Meet Rachel Mayo
As a university freshman, Rachel was diagnosed with Type 1 Diabetes, and it changed her way of way. But Rachel decided to take her new diagnosis and not just better her life, but motivate others with T1D to do the same. And she’s been doing that across the United States ever since. Plus…we’re thrilled Rachel will keep working with InvisiYouth as 2018 continues.
I grew up full of energy, always going from one thing to the next, without a need to hit the “slow down” button.
As a freshman in college, when it started to require more and more energy to do basic things, like walk to class, sit through class, even, I began to worry a little. Why did I need a three-hour nap after my 50-minute English class, when just months before, I was fine getting only 50 minutes of sleep every night?
“Worried” probably isn’t even the right word. I just noticed the difference. Since my mom worked for a general physician, I decided to get a general check-up. I figured my hormones were just out of whack, and as soon as I was relieved of the stress of my semester and moved back home for the summer, I would return to normal.
It’s no surprise that was not the cure for whatever was wrong with me. (That would make for an awfully boring story, don’t you think?) The day after my last final of my freshman year, I went to the doctor, and was told that if what they suspected was right, that there was no cure for whatever was wrong with me.
The next day, at 7:15 am, I went to see an endocrinologist, they drew blood, and after several anxiety-filled minutes of waiting, It was confirmed. I had Type 1 Diabetes (T1D).
There is no cure.
I would have to take insulin for the rest of my life.
I was mostly shocked.
Not necessarily angry, but I was sad. Confused. Full of questions. But for the most part, I was okay.
Three days later, I was at the mall with my mom and sister, and we had put our shopping on hold to refuel. (Eat lunch.)

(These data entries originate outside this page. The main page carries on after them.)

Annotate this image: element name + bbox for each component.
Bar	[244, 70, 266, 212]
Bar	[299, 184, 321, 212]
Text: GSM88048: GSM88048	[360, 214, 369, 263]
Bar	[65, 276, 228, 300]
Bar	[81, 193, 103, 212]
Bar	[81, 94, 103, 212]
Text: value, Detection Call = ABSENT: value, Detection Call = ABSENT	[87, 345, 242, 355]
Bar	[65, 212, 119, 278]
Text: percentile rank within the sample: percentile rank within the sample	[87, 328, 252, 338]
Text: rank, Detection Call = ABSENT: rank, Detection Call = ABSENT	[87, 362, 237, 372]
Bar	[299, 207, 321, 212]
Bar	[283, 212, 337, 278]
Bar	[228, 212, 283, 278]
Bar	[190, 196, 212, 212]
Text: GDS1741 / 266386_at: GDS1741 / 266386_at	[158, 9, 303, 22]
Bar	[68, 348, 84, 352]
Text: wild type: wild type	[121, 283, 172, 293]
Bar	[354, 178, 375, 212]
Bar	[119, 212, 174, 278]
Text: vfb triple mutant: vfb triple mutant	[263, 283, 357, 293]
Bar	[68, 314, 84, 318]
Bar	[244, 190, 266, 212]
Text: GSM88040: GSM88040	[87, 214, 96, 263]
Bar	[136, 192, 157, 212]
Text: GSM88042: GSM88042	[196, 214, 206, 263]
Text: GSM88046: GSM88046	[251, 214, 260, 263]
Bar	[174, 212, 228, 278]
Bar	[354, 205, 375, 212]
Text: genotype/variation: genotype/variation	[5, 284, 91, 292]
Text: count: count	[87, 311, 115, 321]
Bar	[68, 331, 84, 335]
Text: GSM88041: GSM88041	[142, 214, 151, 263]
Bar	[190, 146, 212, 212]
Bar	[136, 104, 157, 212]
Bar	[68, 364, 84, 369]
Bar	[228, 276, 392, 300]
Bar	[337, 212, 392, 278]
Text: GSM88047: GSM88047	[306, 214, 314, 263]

At the food court, over my chicken sandwich and the Diet Coke I was still trying to learn to love, I broke down. I’m talking crocodile tears pouring down my face. I had every emotion running through my veins at that moment and I felt completely out of control.
That’s when I decided that the best way for me to deal with this disease would be to help other people deal with this disease. I had no idea what that looked like at the time, as I still had no idea how to handle my diagnosis. But I knew I could tackle it, and I knew I wanted to use it to help others.
Fast forward and I know what that looks like now. I have spent the last year traveling and speaking to different groups with T1D around the world, helping them to navigate this disease with a positive spirit.
I use social media to share pictures and videos of my life with T1D. I share my victories, my frustrations, and try my hardest to let others with T1D know they are not alone in what they go through.
I also love to educate those without T1D about the difficulties of living with this disease. Since T1D is an invisible illness, it is easy for others to overlook the constant inner battle we fight every day.
While this disease does not define me, it is a very big part of me, and has helped shape me into the person I am today. And if I may be so frank, I really like the person I am today. The person I am today is brave, even when it’s frightening, is adventurous, even when it takes work, and is gracious, even with herself.
But it took work to get there. What has helped me the most is using my story to help others. It is so therapeutic to lay down all of my battle scars for others to see and realize that they have friends who are in the trenches with them.
The community of people I have surrounded myself with has been crucial. I love getting on twitter and conversing with my #DOC (Diabetes Online Community) friends.
It’s like walking into my own special little T1D world where everyone is willing to give you advice when you need it, or just let you vent when you don’t. It’s not weird when I say “my blood sugar got so low my tongue went numb” or “I got a unicorn today!”
My T1D community has truly been life changing for me.
I don’t want it to sound like I have it all figured out and I am completely okay. I’m not. I get burned out. I get angry. I cry so hard I start to hyperventilate.
But that is okay. I have permission to do that, and once I figured that out, it got easier for me to get through those times. It’s okay to feel those things! But it’s not a healthy spot to set up camp.
What I want, more than anything, is for people with chronic illnesses, to understand that they can do anything. Absolutely anything. And YES it might be difficult, but it is so very worth it.
This past year alone I went skydiving, ran a half-marathon, visited 24 states, and five countries including UAE, Mexico, and three countries in Africa.
“I could never do that,” is what I heard from many of my T1D friends after every new adventure. It breaks my heart every time I hear that.
YES YOU CAN! There’s a strategy for everything, and there is nothing this disease can prevent you from doing.
Find a community that lifts you up. Get rid of the negative people, words, and elements in your life. Take baby steps. Look at yourself in the mirror and tell yourself how brave you are. Tell yourself you can do anything. And if you still doubt yourself, find me, and I will tell you.
You can do anything. I believe in you.